Pre-budget on your own! Taking a few extra minutes the day before to update your budget and get your numbers in order can dramatically change how you approach your budget meeting. I find that reviewing your finances on your own gives you more confidence and a solution-oriented mindset before meeting with your spouse. You don’t feel bad for going too slow or not having the budget updated. This extra time allows you to get your thoughts in order and communicate effectively with your partner. I know I don’t like feeling like the weak link in the budget meeting so for me, this alternative makes me feel more productive and prepared to solve money problems. I want to share some prep tips that have helped me get mentally ready for budget meetings with my partner.

Update your budget weekly

By updating your budget on a weekly basis this helps you keep track of your spending in short burst, instead of tracking down weeks of expenses. Once your budget is updated you now have more time to prep for your deep dive budget meeting with your partner. This might feel a bit like grunt work, but try setting up a weekly pre-budget date on the same day and time each week. I like to do my weekly budget prep on Saturday mornings, this way my husband can watch the kids and I can get some alone time to review all of the finances. As a busy mom, I don’t mind taking my mind off of singing the ABCs and switch over to the number crunching game. The next day we usually set up a time to go over all of the finances, so we are both on track with the money. I believe all couples should know what is going on with their finances and it’s okay to take some designated time to go over everything on your own too.

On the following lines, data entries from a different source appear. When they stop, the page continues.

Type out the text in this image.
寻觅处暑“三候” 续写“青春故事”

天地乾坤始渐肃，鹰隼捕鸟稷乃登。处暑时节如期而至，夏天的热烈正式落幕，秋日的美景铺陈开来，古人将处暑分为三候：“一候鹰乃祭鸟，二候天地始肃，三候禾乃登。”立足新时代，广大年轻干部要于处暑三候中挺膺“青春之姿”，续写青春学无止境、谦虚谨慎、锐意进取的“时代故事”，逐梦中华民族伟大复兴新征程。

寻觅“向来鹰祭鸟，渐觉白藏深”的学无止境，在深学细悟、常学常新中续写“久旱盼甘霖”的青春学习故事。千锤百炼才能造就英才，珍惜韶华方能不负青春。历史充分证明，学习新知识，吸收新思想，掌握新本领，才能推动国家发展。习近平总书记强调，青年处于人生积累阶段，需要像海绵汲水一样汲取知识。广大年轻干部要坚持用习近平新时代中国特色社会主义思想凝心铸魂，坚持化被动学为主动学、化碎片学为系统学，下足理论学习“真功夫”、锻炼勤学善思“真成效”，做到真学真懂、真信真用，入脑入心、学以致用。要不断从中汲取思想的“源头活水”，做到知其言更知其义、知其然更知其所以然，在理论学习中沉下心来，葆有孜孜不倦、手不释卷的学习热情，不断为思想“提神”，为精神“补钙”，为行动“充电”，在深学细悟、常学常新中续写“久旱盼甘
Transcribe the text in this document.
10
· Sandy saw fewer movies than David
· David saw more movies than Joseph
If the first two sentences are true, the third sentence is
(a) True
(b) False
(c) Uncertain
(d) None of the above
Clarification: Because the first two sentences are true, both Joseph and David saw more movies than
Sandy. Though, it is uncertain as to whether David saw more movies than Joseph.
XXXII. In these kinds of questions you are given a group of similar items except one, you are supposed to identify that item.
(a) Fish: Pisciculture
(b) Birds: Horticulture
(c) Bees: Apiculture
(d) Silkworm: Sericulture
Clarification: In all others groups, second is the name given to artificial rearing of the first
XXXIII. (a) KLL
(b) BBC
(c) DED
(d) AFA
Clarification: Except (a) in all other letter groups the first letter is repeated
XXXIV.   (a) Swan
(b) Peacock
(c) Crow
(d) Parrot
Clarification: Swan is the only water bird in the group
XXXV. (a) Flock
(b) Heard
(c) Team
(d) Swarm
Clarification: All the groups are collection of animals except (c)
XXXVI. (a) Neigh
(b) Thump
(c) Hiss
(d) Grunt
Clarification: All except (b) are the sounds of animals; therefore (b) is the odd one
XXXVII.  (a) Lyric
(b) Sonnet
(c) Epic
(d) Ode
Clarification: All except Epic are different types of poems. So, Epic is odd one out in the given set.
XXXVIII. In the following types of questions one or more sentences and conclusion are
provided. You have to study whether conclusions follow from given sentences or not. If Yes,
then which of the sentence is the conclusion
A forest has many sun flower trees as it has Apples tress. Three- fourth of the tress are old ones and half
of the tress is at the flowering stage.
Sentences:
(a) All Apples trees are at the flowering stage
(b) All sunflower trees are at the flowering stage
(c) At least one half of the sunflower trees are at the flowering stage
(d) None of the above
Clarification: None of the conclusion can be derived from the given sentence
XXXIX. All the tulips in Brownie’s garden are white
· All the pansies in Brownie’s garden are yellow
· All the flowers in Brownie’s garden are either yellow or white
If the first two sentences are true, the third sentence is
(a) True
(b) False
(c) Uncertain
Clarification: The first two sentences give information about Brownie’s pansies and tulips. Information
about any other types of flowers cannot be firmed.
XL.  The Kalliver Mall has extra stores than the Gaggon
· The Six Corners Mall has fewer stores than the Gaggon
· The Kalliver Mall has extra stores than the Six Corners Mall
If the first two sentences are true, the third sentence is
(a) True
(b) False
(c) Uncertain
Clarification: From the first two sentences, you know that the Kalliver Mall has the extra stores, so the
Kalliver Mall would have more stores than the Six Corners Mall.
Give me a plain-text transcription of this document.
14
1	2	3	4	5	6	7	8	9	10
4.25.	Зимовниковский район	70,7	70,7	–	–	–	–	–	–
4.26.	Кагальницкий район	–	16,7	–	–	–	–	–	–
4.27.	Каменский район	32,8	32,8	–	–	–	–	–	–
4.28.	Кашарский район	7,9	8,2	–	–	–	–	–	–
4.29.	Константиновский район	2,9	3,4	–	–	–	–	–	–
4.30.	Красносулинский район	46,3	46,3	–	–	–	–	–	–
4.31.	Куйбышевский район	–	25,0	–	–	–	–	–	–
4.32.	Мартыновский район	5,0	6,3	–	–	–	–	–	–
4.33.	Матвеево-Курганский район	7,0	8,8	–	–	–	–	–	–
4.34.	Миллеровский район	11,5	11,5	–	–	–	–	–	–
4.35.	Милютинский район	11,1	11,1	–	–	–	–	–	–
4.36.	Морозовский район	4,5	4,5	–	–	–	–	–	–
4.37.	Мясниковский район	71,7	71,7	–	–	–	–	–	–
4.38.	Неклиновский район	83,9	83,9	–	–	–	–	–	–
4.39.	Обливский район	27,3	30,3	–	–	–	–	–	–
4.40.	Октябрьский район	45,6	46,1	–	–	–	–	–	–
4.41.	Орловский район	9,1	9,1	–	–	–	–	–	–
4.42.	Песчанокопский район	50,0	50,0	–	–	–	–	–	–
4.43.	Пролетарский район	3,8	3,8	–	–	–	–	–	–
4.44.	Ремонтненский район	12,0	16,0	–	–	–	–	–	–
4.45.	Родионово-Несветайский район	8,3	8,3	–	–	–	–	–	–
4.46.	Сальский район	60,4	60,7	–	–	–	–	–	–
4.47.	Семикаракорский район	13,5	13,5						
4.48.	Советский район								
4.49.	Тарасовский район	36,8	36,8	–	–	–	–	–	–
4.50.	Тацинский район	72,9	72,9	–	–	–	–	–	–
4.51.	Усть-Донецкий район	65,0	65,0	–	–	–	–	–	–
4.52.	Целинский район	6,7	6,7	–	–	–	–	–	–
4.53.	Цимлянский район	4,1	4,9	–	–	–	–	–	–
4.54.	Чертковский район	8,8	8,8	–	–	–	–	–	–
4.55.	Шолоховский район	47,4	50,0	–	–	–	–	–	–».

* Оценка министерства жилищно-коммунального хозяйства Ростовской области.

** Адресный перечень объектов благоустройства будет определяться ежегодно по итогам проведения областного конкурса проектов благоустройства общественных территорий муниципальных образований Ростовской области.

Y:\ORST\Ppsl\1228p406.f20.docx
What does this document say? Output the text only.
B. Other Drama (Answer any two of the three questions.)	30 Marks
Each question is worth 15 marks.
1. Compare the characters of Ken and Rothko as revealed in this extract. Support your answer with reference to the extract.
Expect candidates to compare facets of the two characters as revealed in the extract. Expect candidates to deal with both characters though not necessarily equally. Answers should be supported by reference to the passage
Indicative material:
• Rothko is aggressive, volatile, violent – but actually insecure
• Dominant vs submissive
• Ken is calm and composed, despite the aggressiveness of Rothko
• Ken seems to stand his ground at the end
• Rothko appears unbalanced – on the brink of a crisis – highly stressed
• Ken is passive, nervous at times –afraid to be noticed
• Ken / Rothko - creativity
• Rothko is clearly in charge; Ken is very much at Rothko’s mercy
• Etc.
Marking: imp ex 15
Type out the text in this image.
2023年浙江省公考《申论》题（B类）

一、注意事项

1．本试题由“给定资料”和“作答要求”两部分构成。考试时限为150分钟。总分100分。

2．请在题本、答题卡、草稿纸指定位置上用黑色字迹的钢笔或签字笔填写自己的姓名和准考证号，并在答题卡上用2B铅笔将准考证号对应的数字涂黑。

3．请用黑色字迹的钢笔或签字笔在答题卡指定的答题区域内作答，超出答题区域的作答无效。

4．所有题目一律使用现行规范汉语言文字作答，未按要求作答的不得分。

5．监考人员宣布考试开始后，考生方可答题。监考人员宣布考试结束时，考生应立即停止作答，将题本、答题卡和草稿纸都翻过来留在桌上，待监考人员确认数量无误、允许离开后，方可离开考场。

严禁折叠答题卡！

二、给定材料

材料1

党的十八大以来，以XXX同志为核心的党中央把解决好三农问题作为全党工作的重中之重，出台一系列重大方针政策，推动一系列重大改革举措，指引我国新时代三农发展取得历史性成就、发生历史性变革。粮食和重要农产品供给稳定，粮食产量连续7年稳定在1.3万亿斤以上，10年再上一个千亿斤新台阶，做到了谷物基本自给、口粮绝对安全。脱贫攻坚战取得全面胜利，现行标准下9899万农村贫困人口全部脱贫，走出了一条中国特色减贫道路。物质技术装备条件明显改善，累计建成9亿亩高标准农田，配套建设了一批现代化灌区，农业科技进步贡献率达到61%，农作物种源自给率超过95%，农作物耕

Strategize on financial hiccups

Yes, everyone goes over budget at times and for some all the time. Your budget is here to help guide you on smart spending decisions and running into hiccups is normal. Don’t beat yourself up too much on not having a perfect budget, just focus on how to fix it. Let’s say you go over on your credit card on personal items you really needed. Now what? If you go over your budget do you know what you will sacrifice to stay on the right financial path? This is the time you have to sit down and move money around on paper to see how to come up with solutions and ideas to fix the hiccup. This way you go to your budget meeting prepared with solutions instead of blank stares or even worst disappointment. Putting your thoughts on paper can also help you explain your current money mindset and methodologies to your partner.

Review your goals and accomplishments

Having written out goals that are measurable and easy to consume makes checking my goals easy peasy. Focus on separating your short-term goals (less than 12 months to achieve) from your long-term goals (longer than 12 months to achieve). This will help you spread out how much you want to save for each goal with a realistic time frame that won’t give you grey hair.

I also recommend to review your accomplishments and to make sure they are still functional for your situation. If your week didn’t go as planned you can always feel good about the accomplishments you did finish like your $1,000 emergency fund. This will pump you up to continue the path towards your financial freedom.

List out upcoming purchases

This is the best time to list out all of the upcoming birthday parties, back to school shopping, and any other home purchases that were not planned to the T. I like to list this out these events and purchases about 3 months out. This will give you a good estimate of how much you need to save on a monthly basis to cover all of the events. Having this list at hand can also help you estimate if you need to modify some of your short-term goals or sacrifice some personal lifestyle expenses.

Update your sinking fund

This sinking fund is something serious! I know I am not the only person who has forgotten about car registration bill until the bill comes in the mail. Forgetting about these yearly expenses can get old quickly, so I recommend to list out all of your yearly expenses on an excel sheet close to your budget. Either you can divide up how much you need to save on a monthly basis or schedule when you want to start saving for these expenses. This is a great time to use side hustle income to help mitigate some of these expenses. That way you’re not eating into your set monthly income and get the most out of your side hustle.

Again some couples budget together 100% and others separate. I like to pre-budget before our joint budget meeting to make sure I am up to speed on all money movements. Simply going over your budget and goals will help you strategize on financial solutions for budget hiccups and large upcoming purchases. I want to promote everyone to take a few extra minutes and review your budget and goals before you meet with your partner. Hopefully, this will make your budget meeting more productive and efficient.